L'intervento precoce salva la vita
"Sappiamo che un intervento precoce salva la vita, eppure molte persone vengono escluse dai servizi perché non rientrano in una determinata categoria. Sappiamo che la diagnosi precoce è un elemento critico per il successo del trattamento dei disturbi alimentari e che, quando i segni "evidenti" si sono manifestati, è probabile che la malattia sia ormai radicata nell'individuo e quindi molto più difficile da trattare".
Green concorda sul fatto che affrontare precocemente i disturbi alimentari è fondamentale, ma poiché le risorse specialistiche sono "limitate, e questo è parte del problema, tali risorse limitate dovranno essere considerate prioritarie, probabilmente dove c'è il rischio più alto". E l'anoressia ha il tasso di mortalità più alto di qualsiasi altro disturbo psichiatrico, quindi è un rischio elevato. Ma nel frattempo ci sono tutte quelle persone che non ricevono assistenza, che non sono attualmente ad alto rischio, ma che forse stanno per diventarlo", sottolinea Green.
"In definitiva, vogliamo ridurre il bisogno di assistenza nella fascia acuta.

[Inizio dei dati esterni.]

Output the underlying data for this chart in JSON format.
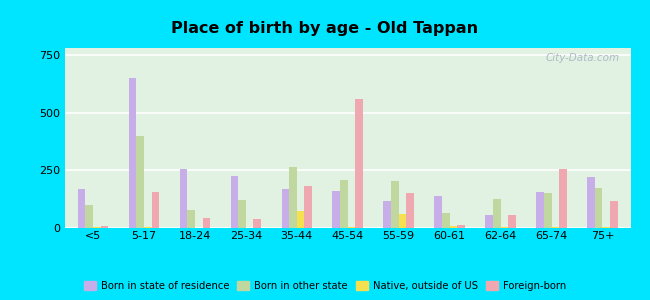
{
  "title": "Place of birth by age - Old Tappan",
  "categories": [
    "<5",
    "5-17",
    "18-24",
    "25-34",
    "35-44",
    "45-54",
    "55-59",
    "60-61",
    "62-64",
    "65-74",
    "75+"
  ],
  "series": {
    "Born in state of residence": [
      170,
      650,
      255,
      225,
      170,
      160,
      115,
      140,
      55,
      155,
      220
    ],
    "Born in other state": [
      100,
      400,
      80,
      120,
      265,
      210,
      205,
      65,
      125,
      150,
      175
    ],
    "Native, outside of US": [
      4,
      4,
      2,
      2,
      75,
      4,
      60,
      8,
      4,
      4,
      4
    ],
    "Foreign-born": [
      8,
      155,
      45,
      40,
      180,
      560,
      150,
      12,
      55,
      255,
      115
    ]
  },
  "colors": {
    "Born in state of residence": "#c8aee8",
    "Born in other state": "#c0d8a0",
    "Native, outside of US": "#f5e050",
    "Foreign-born": "#f0a8b0"
  },
  "ylim": [
    0,
    780
  ],
  "yticks": [
    0,
    250,
    500,
    750
  ],
  "bar_width": 0.15,
  "background_color": "#e2f2e2",
  "outer_background": "#00e5ff",
  "legend_labels": [
    "Born in state of residence",
    "Born in other state",
    "Native, outside of US",
    "Foreign-born"
  ]
}
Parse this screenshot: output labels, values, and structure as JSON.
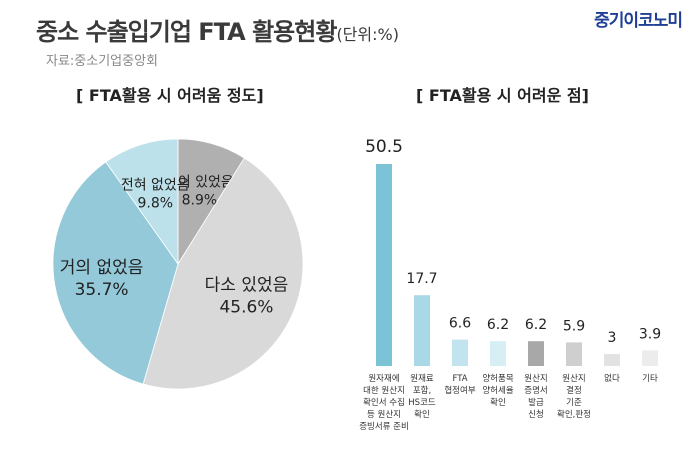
{
  "title": "중소 수출입기업 FTA 활용현황",
  "unit": "(단위:%)",
  "brand": "중기이코노미",
  "source": "자료:중소기업중앙회",
  "chart_data": [
    {
      "type": "pie",
      "title": "[ FTA활용 시 어려움 정도]",
      "slices": [
        {
          "label": "많이 있었음",
          "value": 8.9,
          "value_label": "8.9%",
          "color": "#b0b0b0"
        },
        {
          "label": "다소 있었음",
          "value": 45.6,
          "value_label": "45.6%",
          "color": "#d9d9d9"
        },
        {
          "label": "거의 없었음",
          "value": 35.7,
          "value_label": "35.7%",
          "color": "#93c9d9"
        },
        {
          "label": "전혀 없었음",
          "value": 9.8,
          "value_label": "9.8%",
          "color": "#bde1ea"
        }
      ],
      "start_angle_deg": 0,
      "direction": "clockwise"
    },
    {
      "type": "bar",
      "title": "[ FTA활용 시 어려운 점]",
      "categories": [
        "원자재에 대한 원산지 확인서 수집 등 원산지 증빙서류 준비",
        "원재료 포함, HS코드 확인",
        "FTA 협정여부",
        "양허품목 양허세율 확인",
        "원산지 증명서 발급 신청",
        "원산지 결정 기준 확인,판정",
        "없다",
        "기타"
      ],
      "category_lines": [
        [
          "원자재에",
          "대한 원산지",
          "확인서 수집",
          "등 원산지",
          "증빙서류 준비"
        ],
        [
          "원재료",
          "포함,",
          "HS코드",
          "확인"
        ],
        [
          "FTA",
          "협정여부"
        ],
        [
          "양허품목",
          "양허세율",
          "확인"
        ],
        [
          "원산지",
          "증명서",
          "발급",
          "신청"
        ],
        [
          "원산지",
          "결정",
          "기준",
          "확인,판정"
        ],
        [
          "없다"
        ],
        [
          "기타"
        ]
      ],
      "values": [
        50.5,
        17.7,
        6.6,
        6.2,
        6.2,
        5.9,
        3,
        3.9
      ],
      "value_labels": [
        "50.5",
        "17.7",
        "6.6",
        "6.2",
        "6.2",
        "5.9",
        "3",
        "3.9"
      ],
      "colors": [
        "#7cc3d6",
        "#a9d8e6",
        "#c2e4ee",
        "#d8eef5",
        "#a8a8a8",
        "#cfcfcf",
        "#e2e2e2",
        "#ececec"
      ],
      "ylim": [
        0,
        55
      ]
    }
  ]
}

Purtroppo ci sarà sempre, ma se riusciamo a ridurlo, fornendo aiuto prima, questo farà la differenza".
Le persone non si svegliano un giorno con un disturbo alimentare, ma di solito si sviluppa in un periodo di tempo. Ed è complicato, ci sono così tanti fattori di rischio. Tra questi, i fattori di personalità e gli eventi della vita che possono scatenarli.
Anche la bassa autostima, i traumi e la storia familiare, tra le altre cose, giocano un ruolo importante. Secondo Green, dobbiamo incoraggiare una cultura in cui le persone cerchino un sostegno per la salute mentale per affrontare questi aspetti alla radice, prima che si sviluppi o prenda piede un disturbo alimentare.